Die Nachricht dürfte bei Camurus für Erleichterung sorgen. Die US-Arzneimittelbehörde FDA hat den erneut eingereichten Zulassungsantrag für Oclaiz akzeptiert. Das Medikament soll Patienten mit Akromegalie helfen, einer seltenen Erkrankung, die durch einen Tumor der Hypophyse ausgelöst wird. Der sogenannte PDUFA-Termin, also der Stichtag für die finale Entscheidung, wurde auf den 10. Juni 2026 festgelegt.

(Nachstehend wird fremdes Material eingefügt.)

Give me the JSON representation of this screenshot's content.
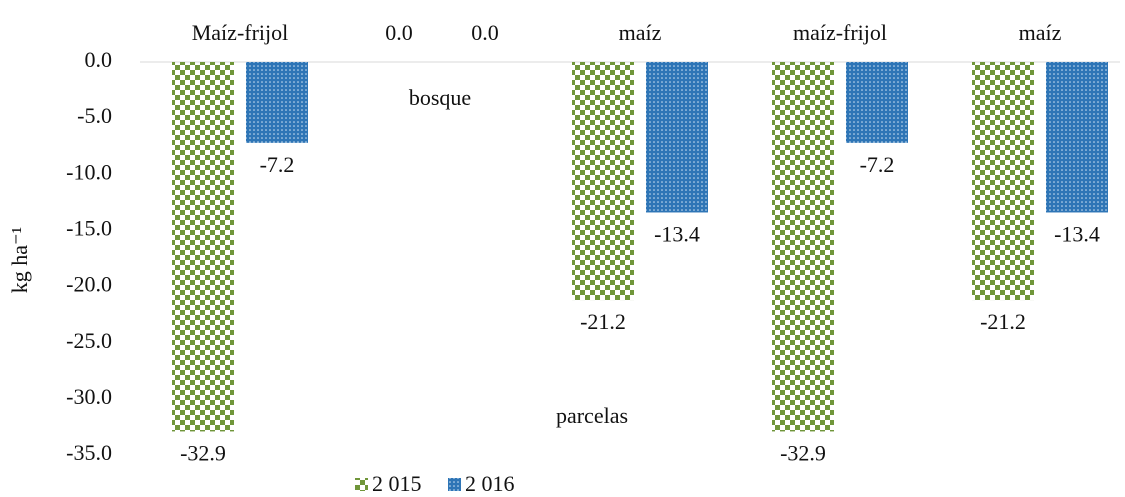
{
  "chart_data": {
    "type": "bar",
    "categories": [
      "Maíz-frijol",
      "bosque",
      "maíz",
      "maíz-frijol",
      "maíz"
    ],
    "series": [
      {
        "name": "2 015",
        "color": "#70963a",
        "values": [
          -32.9,
          0,
          -21.2,
          -32.9,
          -21.2
        ],
        "value_labels": [
          "-32.9",
          "0.0",
          "-21.2",
          "-32.9",
          "-21.2"
        ]
      },
      {
        "name": "2 016",
        "color": "#2e75b6",
        "values": [
          -7.2,
          0,
          -13.4,
          -7.2,
          -13.4
        ],
        "value_labels": [
          "-7.2",
          "0.0",
          "-13.4",
          "-7.2",
          "-13.4"
        ]
      }
    ],
    "ylabel": "kg ha⁻¹",
    "xlabel": "parcelas",
    "ylim": [
      -35,
      0
    ],
    "yticks": [
      {
        "value": 0,
        "label": "0.0"
      },
      {
        "value": -5,
        "label": "-5.0"
      },
      {
        "value": -10,
        "label": "-10.0"
      },
      {
        "value": -15,
        "label": "-15.0"
      },
      {
        "value": -20,
        "label": "-20.0"
      },
      {
        "value": -25,
        "label": "-25.0"
      },
      {
        "value": -30,
        "label": "-30.0"
      },
      {
        "value": -35,
        "label": "-35.0"
      }
    ],
    "grid": false,
    "legend": "bottom"
  }
}
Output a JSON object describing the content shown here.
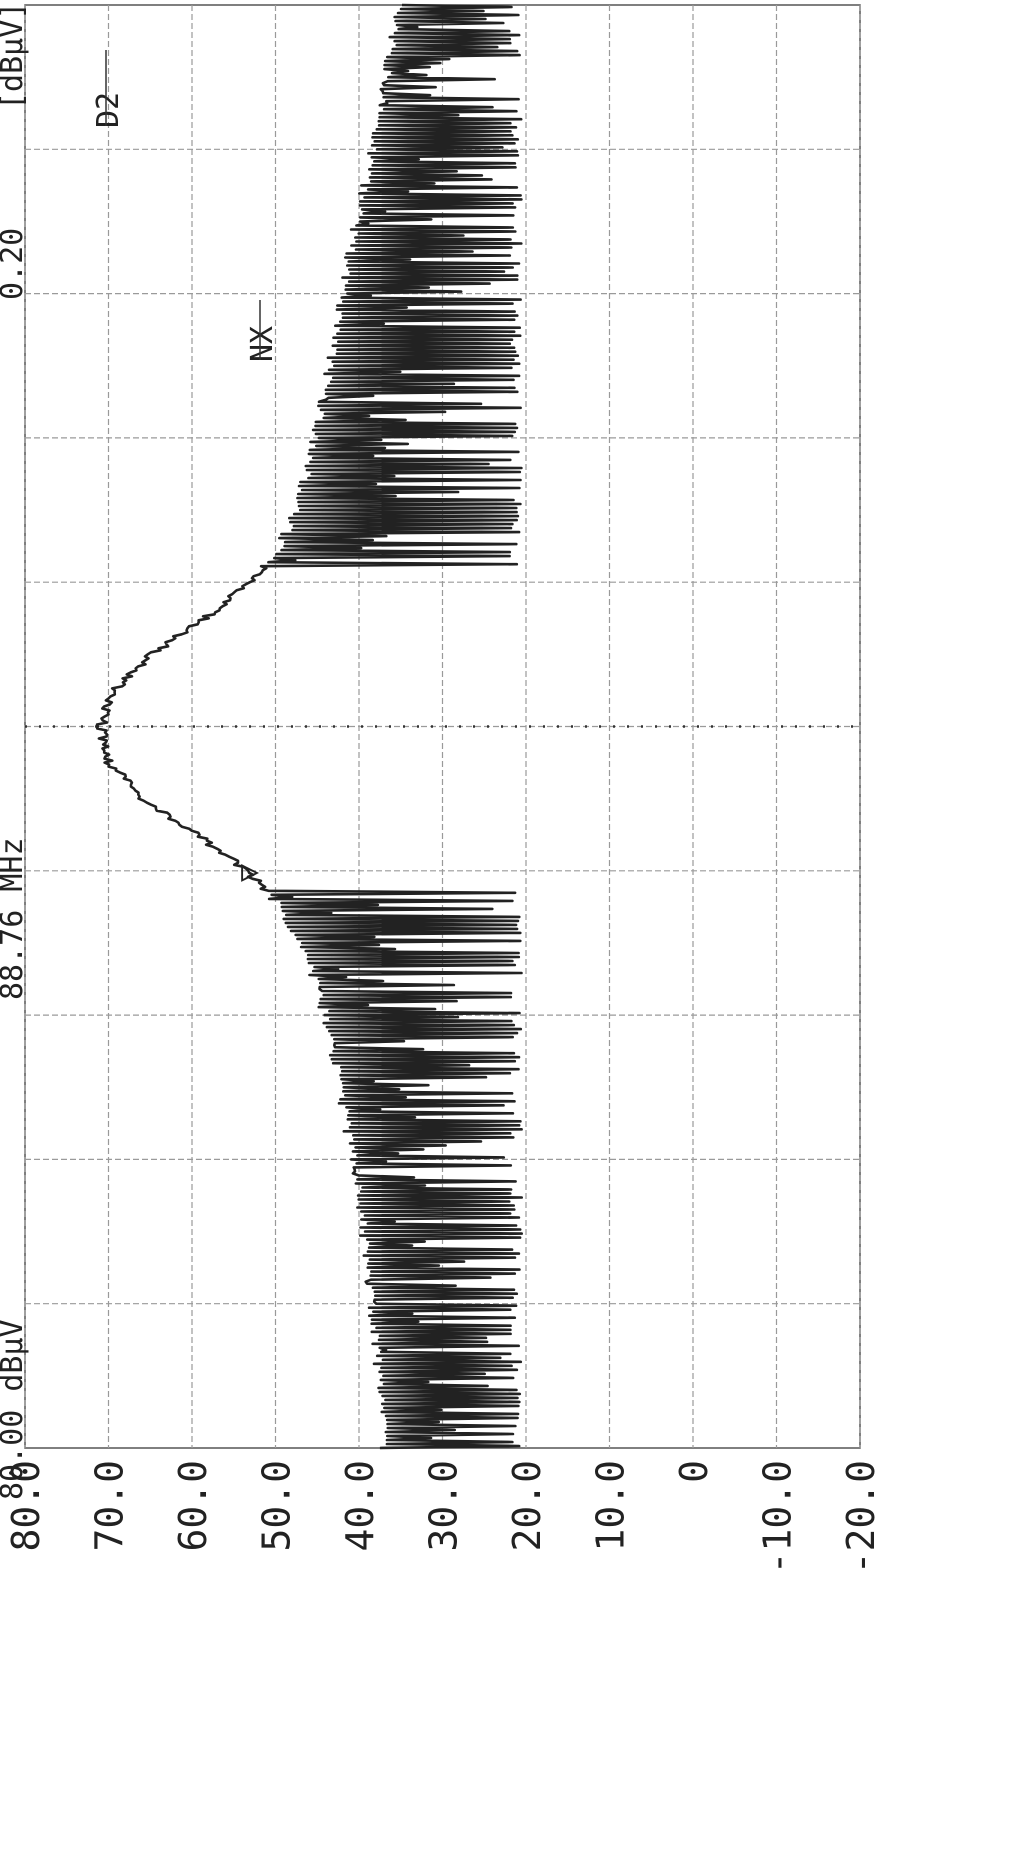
{
  "header": {
    "ref_level": "80.00 dBμV",
    "center_freq": "88.76 MHz",
    "span": "0.20",
    "unit": "[dBμV]"
  },
  "markers": {
    "marker_symbol": "▽",
    "nx_label": "NX",
    "d2_label": "D2"
  },
  "chart_data": {
    "type": "line",
    "title": "",
    "xlabel": "",
    "ylabel": "",
    "y_ticks": [
      "80.0",
      "70.0",
      "60.0",
      "50.0",
      "40.0",
      "30.0",
      "20.0",
      "10.0",
      "0",
      "-10.0",
      "-20.0"
    ],
    "ylim": [
      -20,
      80
    ],
    "x_divisions": 10,
    "grid": true,
    "center_marker_line": true,
    "noise_floor": 20.5,
    "peak_value": 71.5,
    "series": [
      {
        "values": [
          37.5,
          37.8,
          38.2,
          38.5,
          39.0,
          39.5,
          40.0,
          40.6,
          41.2,
          42.0,
          42.8,
          43.6,
          44.6,
          45.8,
          47.5,
          50.0,
          54.0,
          60.0,
          66.5,
          70.5,
          71.5,
          70.0,
          65.5,
          59.0,
          53.5,
          50.0,
          48.0,
          46.8,
          45.7,
          44.8,
          44.0,
          43.2,
          42.5,
          41.7,
          40.8,
          39.8,
          38.8,
          38.0,
          37.2,
          36.5,
          36.0
        ]
      }
    ]
  }
}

Für die Schweden ist das ein wichtiger Schritt nach vorn. Denn in Europa läuft es bereits. Unter dem Namen Oczyesa ist das Präparat sowohl in der EU als auch in Großbritannien zugelassen. Die Markteinführung in der Europäischen Union hat kürzlich begonnen. Jetzt geht es darum, auch den lukrativen US-Markt zu erschließen.
Der US-Markt rückt näher
Die Akzeptanz der Wiedereinreichung durch die FDA ist mehr als nur ein formaler Akt. Sie zeigt, dass Camurus die Hausaufgaben gemacht hat und die Behörde bereit ist, den Antrag erneut zu prüfen. Oclaiz ist als monatliche Depot-Injektion mit dem Wirkstoff Octreotid konzipiert und soll die Behandlung für Akromegalie-Patienten vereinfachen.
Der Zeitplan bis Mitte 2026 gibt Camurus nun Planungssicherheit. Sollte die Zulassung tatsächlich erteilt werden, könnte das Unternehmen in einem der wichtigsten Pharmamärkte der Welt Fuß fassen. Die bereits laufende Vermarktung in Europa liefert dabei wertvolle Erfahrungswerte.
Anleger dürften die Entwicklung mit Spannung verfolgen. Die FDA-Akzeptanz ist ein positives Signal, auch wenn bis zur finalen Entscheidung noch über ein Jahr vergeht. Für Camurus steht viel auf dem Spiel.